The Flâneur visits 'Fashion V Sport' at the Walker Art Gallery
Shedding his trenchcoat to enter 'Fashion V Sport', the Walker Art Gallery's latest exhibition, Our Man from The Flâneur made his entrance clad in a hacking jacket. Thus pupated, he reflected that sportswear has been treated as the poor relation to officers' field dress in historical writing on matters sartorial. Until perhaps twenty years ago, such representation may have been true. But this exhibition, from London's Victoria & Albert Museum, focuses on our recent and nefarious age of branded plimsols and polyester tracksuits.
The first section deals with technological innovation. What advantage, your correspondent wondered, might a tight fitting vest confer over the oiled skin of the ancient Olympian? Only to the competitive swimmer was there any evidence shown of a competitive edge, with a low-drag bodysuit in muted tones. Its clear utility was thrown into stark relief by some pseudo-scientific nonsense attributed to a thermal undergarment (plain black) for rugger players. Further examples in this section were more catwalk-oriented than sportive, and here a dialogue between those two worlds began to emerge. A particular highlight was a cyclist's suit with reflective "Lumatwill" strips woven into its tweed pattern. www.dashingtweeds.co.uk . Tailored in three pieces with a simply streamlined waistcoat and knee-length breeches, this elegant and practical item was something worthy of the Tweed Cycling Club www.tweed.cc themselves. The wit and utility of Lumatwill showed up the laziness of the nearby "Adidas Originals" (thanks, but I'd prefer a biscuit) effort in faux dogtooth.

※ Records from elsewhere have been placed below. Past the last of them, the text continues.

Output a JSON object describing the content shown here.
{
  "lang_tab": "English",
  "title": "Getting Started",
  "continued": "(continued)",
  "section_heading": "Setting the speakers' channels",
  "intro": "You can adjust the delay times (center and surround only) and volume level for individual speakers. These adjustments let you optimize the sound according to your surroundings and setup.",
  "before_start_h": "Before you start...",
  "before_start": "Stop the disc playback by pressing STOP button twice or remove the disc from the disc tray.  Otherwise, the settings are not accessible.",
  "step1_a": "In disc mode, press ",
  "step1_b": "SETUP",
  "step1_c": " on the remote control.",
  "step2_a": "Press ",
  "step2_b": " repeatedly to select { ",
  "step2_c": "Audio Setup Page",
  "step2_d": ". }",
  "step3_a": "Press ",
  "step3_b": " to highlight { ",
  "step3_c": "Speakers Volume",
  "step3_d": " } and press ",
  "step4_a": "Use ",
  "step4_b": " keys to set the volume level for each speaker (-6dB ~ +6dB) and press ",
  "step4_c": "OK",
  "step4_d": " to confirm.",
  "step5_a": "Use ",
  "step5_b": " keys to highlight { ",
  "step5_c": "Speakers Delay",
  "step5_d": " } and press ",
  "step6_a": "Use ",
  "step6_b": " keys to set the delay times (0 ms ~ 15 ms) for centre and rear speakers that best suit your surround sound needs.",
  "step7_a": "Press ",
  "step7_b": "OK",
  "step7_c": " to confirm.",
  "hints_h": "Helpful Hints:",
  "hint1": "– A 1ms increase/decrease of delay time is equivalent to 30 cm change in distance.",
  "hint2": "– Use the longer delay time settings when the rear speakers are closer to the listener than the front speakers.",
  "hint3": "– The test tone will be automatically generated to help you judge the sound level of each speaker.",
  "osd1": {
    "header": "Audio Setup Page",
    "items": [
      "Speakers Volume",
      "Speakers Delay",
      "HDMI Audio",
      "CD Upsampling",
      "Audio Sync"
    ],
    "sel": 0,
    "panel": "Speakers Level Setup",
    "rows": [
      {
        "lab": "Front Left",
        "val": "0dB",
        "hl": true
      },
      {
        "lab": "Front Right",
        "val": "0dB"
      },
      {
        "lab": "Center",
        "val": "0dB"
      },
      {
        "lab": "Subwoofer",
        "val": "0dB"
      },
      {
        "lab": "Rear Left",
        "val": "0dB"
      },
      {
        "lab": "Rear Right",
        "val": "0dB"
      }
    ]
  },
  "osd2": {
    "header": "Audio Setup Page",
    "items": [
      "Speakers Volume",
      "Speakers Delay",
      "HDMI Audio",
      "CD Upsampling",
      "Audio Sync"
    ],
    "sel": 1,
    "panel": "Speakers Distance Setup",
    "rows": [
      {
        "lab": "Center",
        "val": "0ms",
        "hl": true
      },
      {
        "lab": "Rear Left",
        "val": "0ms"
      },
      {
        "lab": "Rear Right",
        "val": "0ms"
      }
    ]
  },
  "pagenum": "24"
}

The next more experimentally creative section increased the stakes in unwearability, blurring the border between streetwear and conceptual art. Dandies the world over might not flock to acquire pairs of moccasins hand-stitched onto the soles of modern training shoes, but we take the point. Particularly noticeable from here on were the remarkably varied contributions of Japanese designers, foremost amongst them Noki's "All New Bullshit" dress, humourously slashed and topped with a recognisably samurai-style helmet constructed from a common baseball cap.
Only towards the end of the exhibition do we encounter sporting accoutrements. The skateboard is conspicuously overlooked as the archetypal urban fashion accessory, but if ever you wondered how the Ottoman Empire might have decorated a snowboard, you will not be disappointed. Finally, the erotic aspect of spectator sports is explored - briefly - in the form of a photographic raree-show (if one is so inclined). Viewed through lensed peep holes, athletic male bodies with smooth chests proved more demure than their ancient predecessors, all either carefully covered or posed; castrated icons of consumer fashion rather than heroes of track or field.
'Fashion V Sport' proved overall a surprisingly likeable and thought-provoking exhibition. It deals well with the trend-driven obsession for endless variety, albeit variety within the straitjacket of global branding. It explores how a matching tracksuit has become the two-piece of recent days, yet it stops short of asking: "Why?". Could it be that in the age of M.A.D. and the I.C.B.M, the man on the street stands less safe from bureaucratic harm than did the royal despot's subject of yore, and so turns not to military cuts but to the stadium instead? The Flâneur belted his trenchcoat, and departed, still wondering.